Nous avons maintenant traité notre sujet. Nous l'avons traité en répondant à cinq questions. Nous avons vu que la terre de bouddha est l'environnement idéal pour mener la vie spirituelle, envisagé à une échelle cosmique. Nous avons vu qu'elle est construite par l'union des efforts spirituels des bodhisattvas. Nous avons vu qu'ils la construisent parce que, s'ils veulent vraiment être bodhisattvas ils n'ont pas d'alternative, parce que le développement spirituel d'une personne entraîne le développement spirituel de tous, et vice-versa. Nous avons vu que les bodhisattvas construisent la terre de bouddha avec eux-mêmes, avec leurs propres vies. Et nous avons également vu qu'ils la construisent grâce à leur pratique individuelle du dharma dans le contexte d'un compagnonnage spirituel. Mais d'un côté, simplement répondre à ces questions ne nous avance pas beaucoup parce que cela nous laisse avec une plus grande question encore, et cette question doit sûrement être : qu'est-ce que cela a voir avec nous ? Le contenu coloré de ce sûtra mahayana magique, qu'est-ce que cela a voir avec nous ? Après tout la terre de bouddha est quelque chose que nous ne pouvons même pas imaginer, construite principalement par des bodhisattvas évolués, des êtres que nous pouvons à peine imaginer, grâce à une pratique du dharma que nous pouvons à peine imaginer, alors qu'est-ce que tout cela a faire avec nous ? Je vais maintenant essayer de répondre à cette question, ce qui veut dire revenir sur terre. En fait, je vais essayer d'y répondre indirectement à l'aide d'une considération sur l'art.

L'art et la créativité.

L'art est souvent un bon moyen pour servir d'intermédiaire entre le monde des valeurs spirituelles les plus hautes, et la vie ordinaire au quotidien. En se déplaçant, on entend les gens dire toutes sortes de choses. Parfois ils se plaignent, mais l'une des choses que l'on entend souvent les gens dire, spécialement je pense dans le contexte de l'AOBO, est : « je ne suis pas très créatif. » Parfois c'est dit sur un ton apologétique, parfois avec défiance, parfois pensivement, parfois ironiquement. En tous cas, d'une manière ou d'une autre, c'est ce qu'ils disent, et généralement ils veulent dire bien sûr, qu'ils ne savent pas peindre, ou écrire des poèmes, ou composer de la musique, ou même faire un pot en terre (non pas que cela soit facile.) La créativité artistique a l'air d'être plutôt à la mode de nos jours. Tout le monde est sensé être créatif. Que voulons-nous dire par ne pas être créatif ? Que voulons-nous dire par être créatif ? Est-ce simplement une question de savoir peindre, etc ? Pour répondre à cette question, nous allons devoir considérer au moins un aspect de la créativité. Il n'y a aucun espoir d'aborder le sujet correctement juste en quelques instants, mais nous le ferons suffisamment pour les besoins présents.

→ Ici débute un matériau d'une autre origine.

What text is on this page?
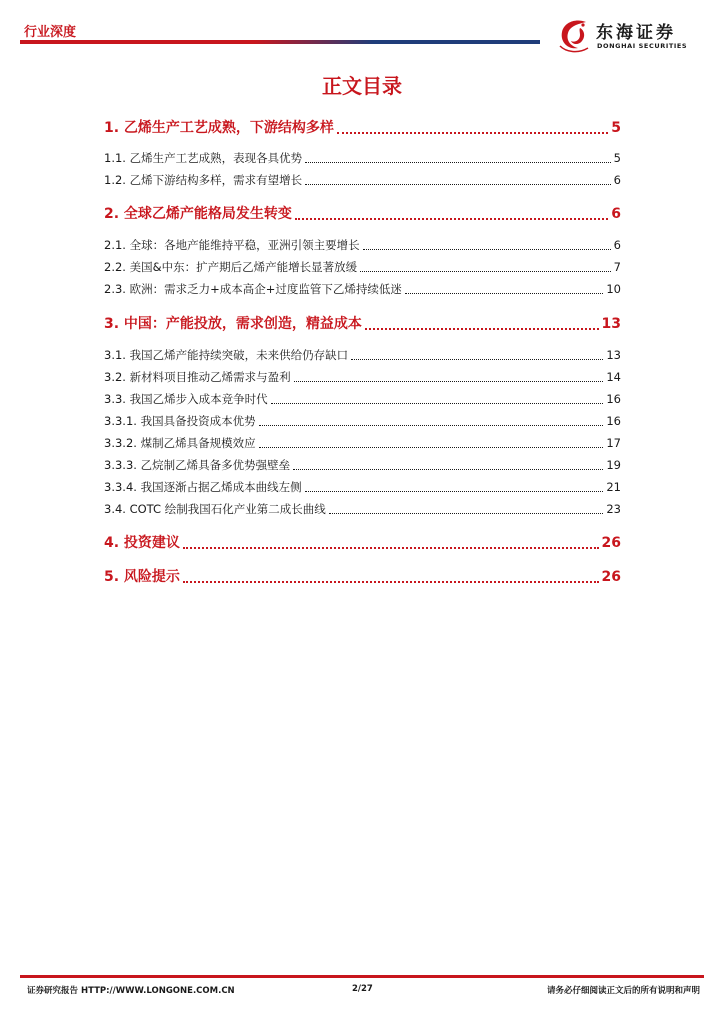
行业深度	东海证券
DONGHAI SECURITIES
正文目录
1. 乙烯生产工艺成熟，下游结构多样	5
1.1. 乙烯生产工艺成熟，表现各具优势	5
1.2. 乙烯下游结构多样，需求有望增长	6
2. 全球乙烯产能格局发生转变	6
2.1. 全球：各地产能维持平稳，亚洲引领主要增长	6
2.2. 美国&中东：扩产期后乙烯产能增长显著放缓	7
2.3. 欧洲：需求乏力+成本高企+过度监管下乙烯持续低迷	10
3. 中国：产能投放，需求创造，精益成本	13
3.1. 我国乙烯产能持续突破，未来供给仍存缺口	13
3.2. 新材料项目推动乙烯需求与盈利	14
3.3. 我国乙烯步入成本竞争时代	16
3.3.1. 我国具备投资成本优势	16
3.3.2. 煤制乙烯具备规模效应	17
3.3.3. 乙烷制乙烯具备多优势强壁垒	19
3.3.4. 我国逐渐占据乙烯成本曲线左侧	21
3.4. COTC 绘制我国石化产业第二成长曲线	23
4. 投资建议	26
5. 风险提示	26
证券研究报告 HTTP://WWW.LONGONE.COM.CN	2/27	请务必仔细阅读正文后的所有说明和声明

La créativité suppose une distinction entre sujet et objet. D'un côté il y a la personne qui crée. De l'autre il y a la matière à partir de laquelle elle crée, il y a aussi « l'idée » en accord avec laquelle elle crée, et cette idée peut être plus ou moins consciente. Le matériau à partir duquel l'artiste crée est de trois sortes différentes.
D'abord il y a son environnement matériel - ou une partie de celui-ci - comme par exemple, un lopin de terre, un morceau de bois ou de marbre, des pigments et une toile.
Deuxièmement, il y a sa propre personne, comme par exemple sa voix, son corps, ses états mentaux et affectifs.
Troisièmement, il y a les autres, et cette catégorie peut être sous-divisée en deux ;
a) les gens qui sont seulement du matériau passif pour la créativité de l'artiste,
b) les gens qui coopèrent activement avec la créativité de l'artiste, ceux qui sont eux-mêmes créatifs, relativement à la créativité de l'artiste.

Donc là il n'y a pas de distinction absolue entre la personne qui crée et le matériau à partir duquel elle crée, c'est-à-dire d'autres personnes. Elles sont mutuellement créateurs et matériau de création. Je ne donnerai pas d'exemple des différentes œuvres d'art produites à partir de ces trois différentes sortes de matériau. Je laisse cela pour vous.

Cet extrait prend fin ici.